In the largest and most expensive housing market, California, foreclosures rocketed a staggering 799 percent for the three months ended June 30, compared to the same period a year ago. Some 17,408 homes were foreclosed during the quarter. Default notices were up 158 percent statewide during the same period.

Stock investors and the financial press have paid increasing attention to the crisis in subprime lending, because the exploitation of poor and vulnerable borrowers has become one of the most lucrative enterprises for mortgage originators and the various financial middlemen, from mortgage bankers to hedge funds, who collect their slice of profit from this high interest debt.

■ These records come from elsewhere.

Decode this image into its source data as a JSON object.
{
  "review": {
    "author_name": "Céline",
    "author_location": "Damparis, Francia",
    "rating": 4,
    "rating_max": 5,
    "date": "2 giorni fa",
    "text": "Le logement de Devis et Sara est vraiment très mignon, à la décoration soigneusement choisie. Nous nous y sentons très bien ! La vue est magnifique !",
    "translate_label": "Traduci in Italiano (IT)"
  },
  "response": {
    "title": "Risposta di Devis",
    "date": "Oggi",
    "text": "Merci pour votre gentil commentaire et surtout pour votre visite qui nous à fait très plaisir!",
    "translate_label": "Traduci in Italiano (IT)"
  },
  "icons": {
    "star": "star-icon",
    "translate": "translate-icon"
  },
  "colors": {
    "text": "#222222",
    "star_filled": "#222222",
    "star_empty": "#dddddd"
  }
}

More than $1.2 trillion in subprime mortgages were originated in 2005 and 2006, the bulk of them sold to big mortgage brokers and repackaged as complex financial instruments bought and sold by hedge funds, private equity firms and other Wall Street high rollers, in a process known as “securitization.” The two largest credit rating agencies, Moody’s and Standard & Poor, have only recently begun to review and downgrade these securities, known as collateralized debt obligations or CDOs, to reflect the increasing number of defaults in mortgage payments.

The total amount of securitized subprime mortgages now tops $1.8 trillion, according to recent estimates by the financial press. Leading Wall Street figures have sought to stanch the growing concern that CDOs are a financial house of cards that will come crashing down as mortgage borrowers default. Federal Reserve Chairman Ben Bernanke told Congress last week that losses for big lenders on subprime mortgages could be as high as $50 to $100 billion, but he claimed that the wider impact would be limited.

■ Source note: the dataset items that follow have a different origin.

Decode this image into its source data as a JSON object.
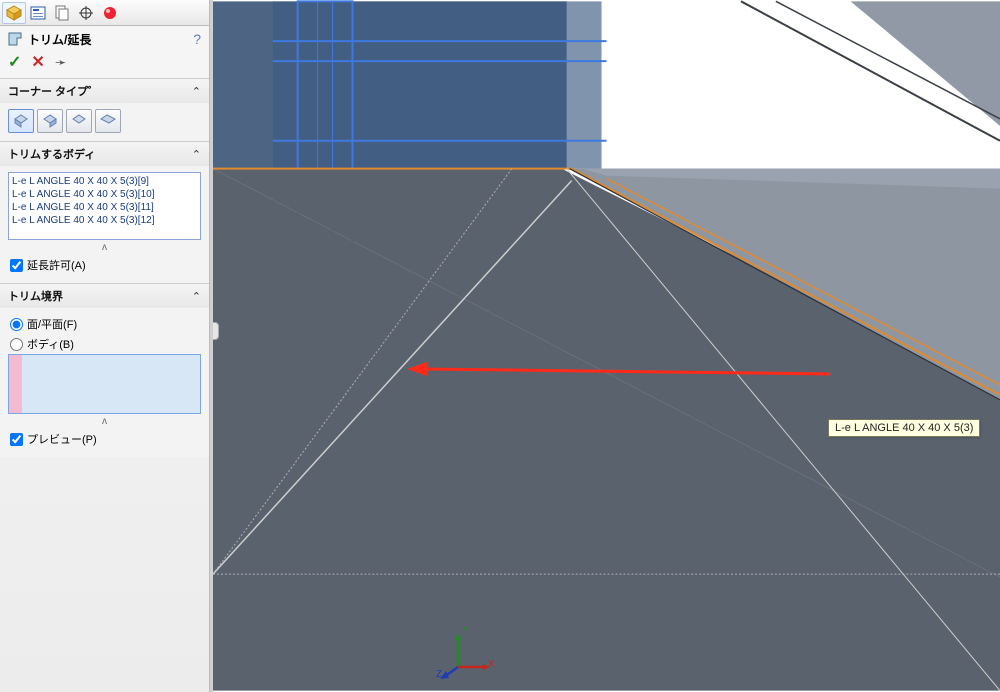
{
  "feature": {
    "title": "トリム/延長",
    "help": "?",
    "accept_icon": "check-icon",
    "cancel_icon": "x-icon",
    "pin_icon": "pin-icon"
  },
  "sections": {
    "corner": {
      "label": "コーナー タイプ゜"
    },
    "trim_bodies": {
      "label": "トリムするボディ",
      "items": [
        "L-e L ANGLE 40 X 40 X 5(3)[9]",
        "L-e L ANGLE 40 X 40 X 5(3)[10]",
        "L-e L ANGLE 40 X 40 X 5(3)[11]",
        "L-e L ANGLE 40 X 40 X 5(3)[12]"
      ],
      "allow_extend": "延長許可(A)"
    },
    "boundary": {
      "label": "トリム境界",
      "radio_face": "面/平面(F)",
      "radio_body": "ボディ(B)",
      "preview": "プレビュー(P)"
    }
  },
  "tooltip": "L-e L ANGLE 40 X 40 X 5(3)",
  "axes": {
    "x": "X",
    "y": "Y",
    "z": "Z"
  }
}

Some analysts, however, have pointed to far-reaching dangers in the subprime meltdown. William Gross of Pimco Bonds warned July 24, in his monthly commentary, of a “sudden liquidity crisis in the high-yield debt markets.” The chain-reaction effect would be to undermine the availability of easy credit to finance leveraged buyouts, stock buybacks and mergers and acquisitions, the main forces driving up the price of stocks. He concluded, “No longer will stocks be supported so effortlessly by the double-barreled impact of LBOs and company buybacks.”

The practical effect of this process was visible already on Wednesday, as DaimlerChrysler was compelled to postpone the financing for the sell-off of its Chrysler division to the private equity firm Cerberus, which encountered difficulties in obtaining bank loans. The same day, bankers for another private equity giant, Kohlberg Kravis Roberts, withdrew $10 billion in loans meant to finance the buyout of Alliance Boots, a British drugstore chain. All told, some 20 such debt offerings have been postponed or revised because of growing pressure in the credit markets, including a plan by General Motors to sell its Allison Transmission unit to the Carlyle Group, another huge private equity firm.

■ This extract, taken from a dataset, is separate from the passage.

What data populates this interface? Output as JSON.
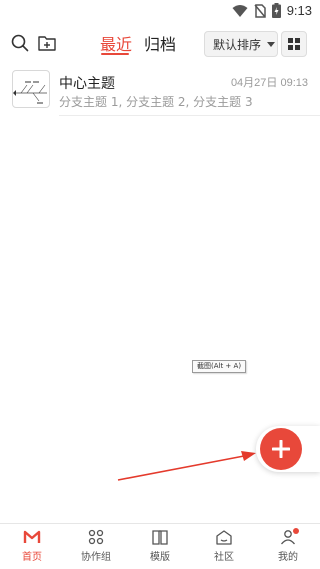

A front page article in the Washington Post Thursday noted the common thread among events like the collapse of share prices for the Internet travel company Expedia, the mortgage lending crisis, and plunging value of shares in Blackstone, the private equity firm that went public last month.

“At the root of those seemingly unrelated events is a single new reality, one that could portend trouble for the broader US economy: The era of cheap money appears to be ending,” the newspaper observed. For years, easy credit had fueled a seemingly effortless rise in financial markets, “but now, the investors who a few months ago were willing to lend money to Wall Street at low interest rates, on loose terms, are balking as they worry about having to pay the price for lax lending standards.

“The trouble started in one of the shakiest sectors of finance, home mortgages for people with bad credit, but it is spreading. As easy credit dries up, some huge corporate deals are being delayed and could unravel. The question now is how far will the pain spread, and how many people will get hurt as it does.”